Cette phrase de Marc Emery est extraite de son éditorial fameux de L’architecture d’aujourd’hui numéro 155 d’avril-mai 1971, consacré au design, alors qu’il était le rédacteur en chef de la revue.
Le numéro dans son ensemble témoigne d’une volonté de Marc Emery de s’intéresser aussi bien à la question du design qu’à celle de l’architecture, sans distinction de valeur ni hiérarchie, dans un contexte historique de remise en cause des idéologies et de déstabilisation des certitudes corporatistes.
Voici une transcription de l’éditorial signé Marc Emery qui introduisait ce numéro de L’architecture d’aujourd’hui devenu mythique pour de nombreux concepteurs de formes, architectes comme designers. Ce texte n’a pas mal vieilli, c’est le moins que l’on puisse dire :
Design, le mot à la mode.
Celui qui, après environnement, aménagement, planification, doit, par l’intégration rationnelle de technologies dévorantes, promouvoir un monde meilleur.

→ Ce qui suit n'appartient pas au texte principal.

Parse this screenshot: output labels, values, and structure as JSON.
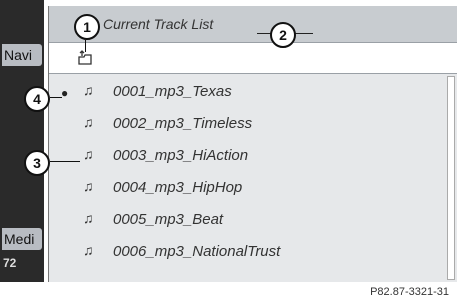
{
  "sidebar": {
    "navi_label": "Navi",
    "media_label": "Medi",
    "number": "72"
  },
  "header": {
    "title": "Current Track List"
  },
  "path": {
    "icon": "folder-up-icon"
  },
  "tracks": [
    {
      "label": "0001_mp3_Texas",
      "icon": "music-note-icon",
      "current": true
    },
    {
      "label": "0002_mp3_Timeless",
      "icon": "music-note-icon",
      "current": false
    },
    {
      "label": "0003_mp3_HiAction",
      "icon": "music-note-icon",
      "current": false
    },
    {
      "label": "0004_mp3_HipHop",
      "icon": "music-note-icon",
      "current": false
    },
    {
      "label": "0005_mp3_Beat",
      "icon": "music-note-icon",
      "current": false
    },
    {
      "label": "0006_mp3_NationalTrust",
      "icon": "music-note-icon",
      "current": false
    }
  ],
  "callouts": {
    "c1": "1",
    "c2": "2",
    "c3": "3",
    "c4": "4"
  },
  "reference": "P82.87-3321-31"
}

L’architecture et le marketing, l’esthétique et la production industrielle, la psychanalyse et le fonctionnalisme s’y marient sans pour autant modifier les anciennes pratiques.
Tout est design, mais le design n’est pas dans tout.

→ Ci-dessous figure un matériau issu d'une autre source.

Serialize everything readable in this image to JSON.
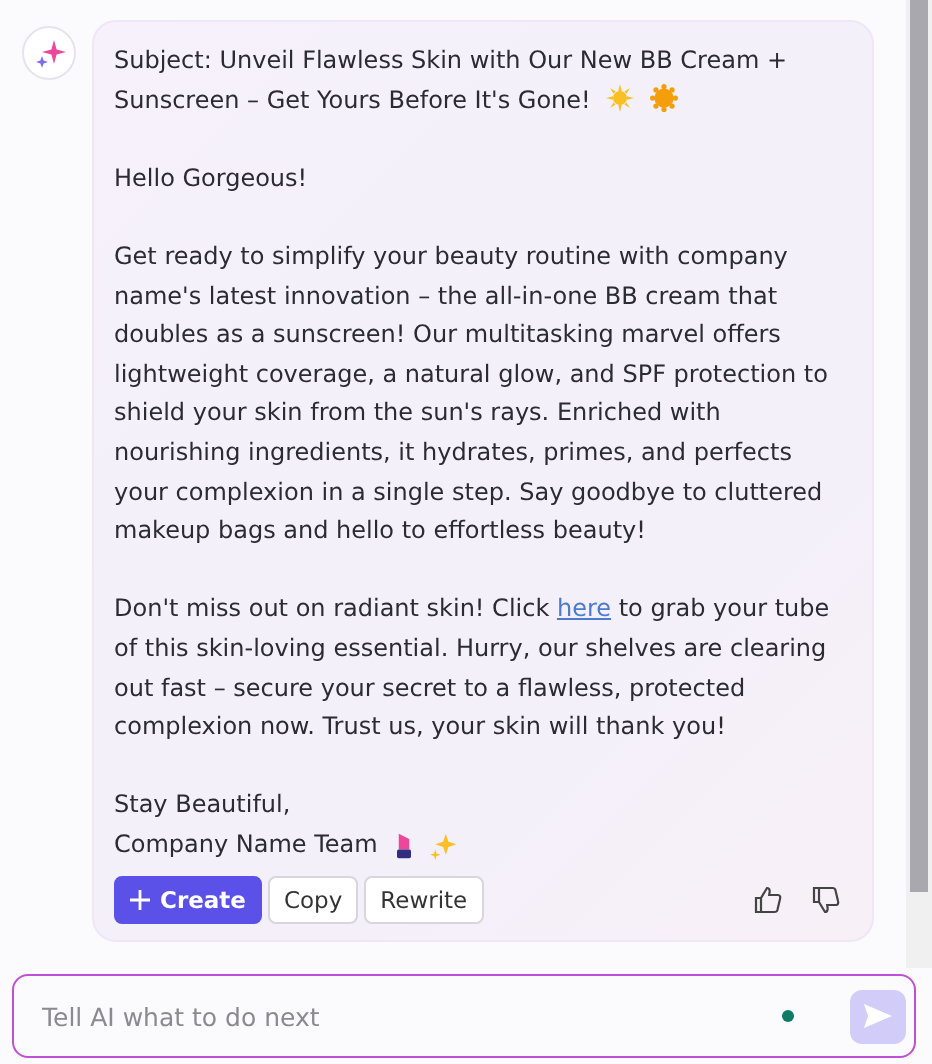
{
  "message": {
    "subject": "Subject: Unveil Flawless Skin with Our New BB Cream + Sunscreen – Get Yours Before It's Gone!",
    "greeting": "Hello Gorgeous!",
    "body": "Get ready to simplify your beauty routine with company name's latest innovation – the all-in-one BB cream that doubles as a sunscreen! Our multitasking marvel offers lightweight coverage, a natural glow, and SPF protection to shield your skin from the sun's rays. Enriched with nourishing ingredients, it hydrates, primes, and perfects your complexion in a single step. Say goodbye to cluttered makeup bags and hello to effortless beauty!",
    "cta_before": "Don't miss out on radiant skin! Click",
    "cta_link": "here",
    "cta_after": "to grab your tube of this skin-loving essential. Hurry, our shelves are clearing out fast – secure your secret to a flawless, protected complexion now. Trust us, your skin will thank you!",
    "signoff": "Stay Beautiful,",
    "signature": "Company Name Team"
  },
  "actions": [
    {
      "label": "Create",
      "kind": "primary"
    },
    {
      "label": "Copy",
      "kind": "secondary"
    },
    {
      "label": "Rewrite",
      "kind": "secondary"
    }
  ],
  "input": {
    "placeholder": "Tell AI what to do next"
  }
}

C’est un concept utile dans lequel chacun, suivant ses aspirations, ses besoins et ses intérêts, puise une méthode globale, une doctrine, une philosophie, une technique, une loi, un processus, voire même un art de vivre.
Comme l’objet qu’il traite, le design apparaît et disparaît.
C’est un sujet théorique, une entité qui s’abstrait et se mythifie, gardant toujours, à travers ses mutations occasionnelles, une fonction sociale à tendance humanitaire.
C’est successivement une esthétique industrielle destinée à introduire le sensible dans l’horrible quotidien, une technique pour consommateurs conditionnés, une méthode globale d’appréhension de l’espace.
Certains y voient la négation de toute « architecture » ; d’autres son renouveau.
L’architecte se veut « designer » mais le designer nie l’ « architecture ».
Tous deux cherchent par des voies similaires une maîtrise globale de l’espace.
Tous deux souffrent des mêmes confusions quant à la finalité de leur pratique et leur insertion dans une société en mutation.
L’objet qu’ils étudient a par définition son « architecture » ou son « design », mais l’architecture et le design cherchent encore leurs objets.